"KIP" Frequently Asked Questions

KIP was developed for learning and honing skills for proper needle placement for a variety of interventional techniques. KIP was not intended for radiopaque dye injection flow patterns. KIP has no hollow organs or vasculature.

Q: Who are the "likely users" for KIP? Q: Why is KIP's anatomy and feel (Tactile) feeback to needle pressure somewhat different than a live patient?

KIP is not a real person. He is also not a cadaver. Accordingly, he will have some limitations. It is best to think of KIP as a simulation tool where initial positioning of the needle, route to the site of interest, and actual practice routine can be perfected through repeated application.

Alternatives to KIP include:
  1. Practice on live patients - a real "no-no"
  2. Use of cadavers - expensive ($2,000 - $2,500) - messy - mal-odor - limits to usage before severe degradation
  3. Proceed without practice at all - not very wise
Q: How often can KIP be used?

Use KIP as often as you wish. KIP is asexual – it is designed for many (hundreds at least) needle sticks at the various points of access. Once a physician practices for a weekend at a symposium, they probably have the ability to proceed as they will be working on real patients in the future. If an individual buys KIP, s/he can use it as often as needed for practice, storing KIP in a closet between uses. KIP provides the individual with a tool at hand to use when there is desire to learn different sites, train a colleague, or hold a symposium. Entrepreneurial physicians or physician groups will find KIP to be an economical investment in the long run. Because KIP can be used over and over, he keeps on giving to the educational opportunity.

Q: How much expertise can one really gain from working with KIP?

There are always different skill levels associated with any hands-on process and there is no magic instance method of learning, so due diligence and honesty about one’s ability is needed. Like any thing in life, the more time one spends practicing, the better skill level achieved.

Q: My fluoro images don’t look like those in your promotional material?

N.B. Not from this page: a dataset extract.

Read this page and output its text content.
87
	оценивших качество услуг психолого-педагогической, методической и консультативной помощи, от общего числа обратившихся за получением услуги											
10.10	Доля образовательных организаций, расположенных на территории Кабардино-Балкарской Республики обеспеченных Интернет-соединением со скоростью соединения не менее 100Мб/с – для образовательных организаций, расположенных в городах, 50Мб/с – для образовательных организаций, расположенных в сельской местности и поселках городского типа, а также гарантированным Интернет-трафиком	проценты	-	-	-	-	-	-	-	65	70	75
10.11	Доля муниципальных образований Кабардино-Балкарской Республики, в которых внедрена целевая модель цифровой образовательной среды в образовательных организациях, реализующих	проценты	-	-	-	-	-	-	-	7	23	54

The images in the PD Sheet were obtained with top-of-the-line commercially available mobile image intensifier system that was properly calibrated and positioned in relation to KIP. You are capable of similar quality given similar circumstances.

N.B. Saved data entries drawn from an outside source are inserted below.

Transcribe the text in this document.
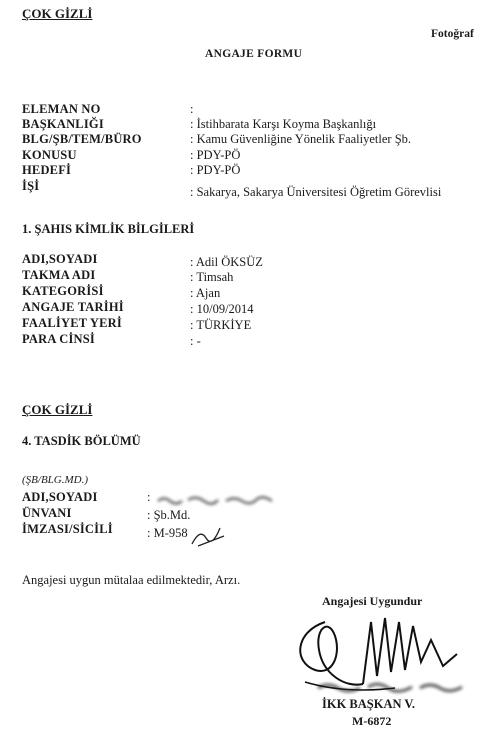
ÇOK GİZLİ
Fotoğraf
ANGAJE FORMU
ELEMAN NO	:
BAŞKANLIĞI	: İstihbarata Karşı Koyma Başkanlığı
BLG/ŞB/TEM/BÜRO	: Kamu Güvenliğine Yönelik Faaliyetler Şb.
KONUSU	: PDY-PÖ
HEDEFİ	: PDY-PÖ
İŞİ	: Sakarya, Sakarya Üniversitesi Öğretim Görevlisi
1. ŞAHIS KİMLİK BİLGİLERİ
ADI,SOYADI	: Adil ÖKSÜZ
TAKMA ADI	: Timsah
KATEGORİSİ	: Ajan
ANGAJE TARİHİ	: 10/09/2014
FAALİYET YERİ	: TÜRKİYE
PARA CİNSİ	: -
ÇOK GİZLİ
4. TASDİK BÖLÜMÜ
(ŞB/BLG.MD.)
ADI,SOYADI	:
ÜNVANI	: Şb.Md.
İMZASI/SİCİLİ	: M-958
Angajesi uygun mütalaa edilmektedir, Arzı.
Angajesi Uygundur
İKK BAŞKAN V.
M-6872
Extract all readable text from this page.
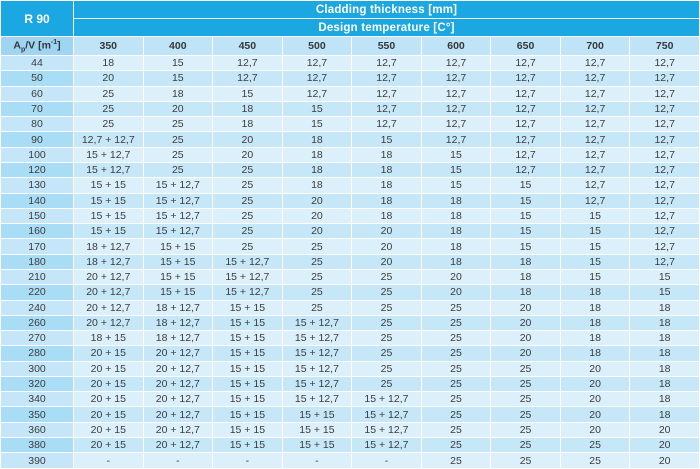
R 90	Cladding thickness [mm]								
	Design temperature [C°]								
$A_p/V$ $[m^{-1}]$	350	400	450	500	550	600	650	700	750
44	18	15	12,7	12,7	12,7	12,7	12,7	12,7	12,7
50	20	15	12,7	12,7	12,7	12,7	12,7	12,7	12,7
60	25	18	15	12,7	12,7	12,7	12,7	12,7	12,7
70	25	20	18	15	12,7	12,7	12,7	12,7	12,7
80	25	25	18	15	12,7	12,7	12,7	12,7	12,7
90	12,7 + 12,7	25	20	18	15	12,7	12,7	12,7	12,7
100	15 + 12,7	25	20	18	18	15	12,7	12,7	12,7
120	15 + 12,7	25	25	18	18	15	12,7	12,7	12,7
130	15 + 15	15 + 12,7	25	18	18	15	15	12,7	12,7
140	15 + 15	15 + 12,7	25	20	18	18	15	12,7	12,7
150	15 + 15	15 + 12,7	25	20	18	18	15	15	12,7
160	15 + 15	15 + 12,7	25	20	20	18	15	15	12,7
170	18 + 12,7	15 + 15	25	25	20	18	15	15	12,7
180	18 + 12,7	15 + 15	15 + 12,7	25	20	18	18	15	12,7
210	20 + 12,7	15 + 15	15 + 12,7	25	25	20	18	15	15
220	20 + 12,7	15 + 15	15 + 12,7	25	25	20	18	18	15
240	20 + 12,7	18 + 12,7	15 + 15	25	25	25	20	18	18
260	20 + 12,7	18 + 12,7	15 + 15	15 + 12,7	25	25	20	18	18
270	18 + 15	18 + 12,7	15 + 15	15 + 12,7	25	25	20	18	18
280	20 + 15	20 + 12,7	15 + 15	15 + 12,7	25	25	20	18	18
300	20 + 15	20 + 12,7	15 + 15	15 + 12,7	25	25	25	20	18
320	20 + 15	20 + 12,7	15 + 15	15 + 12,7	25	25	25	20	18
340	20 + 15	20 + 12,7	15 + 15	15 + 12,7	15 + 12,7	25	25	20	18
350	20 + 15	20 + 12,7	15 + 15	15 + 15	15 + 12,7	25	25	20	18
360	20 + 15	20 + 12,7	15 + 15	15 + 15	15 + 12,7	25	25	20	20
380	20 + 15	20 + 12,7	15 + 15	15 + 15	15 + 12,7	25	25	25	20
390	-	-	-	-	-	25	25	25	20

Q: The skin feels different than real skin, is that a problem?

The skin is not real and the feel is, of course, different for that reason. If you push the needle fast and hard, KIP’s tissues will push back. That is not a bad thing. You need to practice going slower and easier. If you push the needle that fast and hard on a real patient, you are being too rough and may hurt someone. Cosmetically, the skin color of KIP should not be an issue, either. In practice, the injection site is covered in Betadine and is not the way it really looks anyways. Caudal injections (caudal canal at the base of the spinal canal) are difficult to simulate exactly. The feel of putting the needle in is not as smooth as a live person. Also, tight muscle on a real person due to pain or fear can be rough if you push. Again, doctors need to go easier on their needle skills. Cadavers are not real, either, and one knows and accepts that fact when using a cadaver for practice. In fact, skeletal alignment in elderly patients is often difficult to access and navigate – and the physician makes adjustments. If you can successfully place the needle in KIP, you should be able to do that in live patients.

Q: The bones seem to have artificats in them and some ribs are missing?

The bones are synthetic and have synthetic artifacts. They are simulations of real bone, like all Alderson Phantoms. Any artifacts noticed do not diminish the usefulness of KIP as a guidance tool. Skeletal articulations that permit joint or spinal motions and ribs 2 to 9 were eliminated as superfluous in the design of KIP.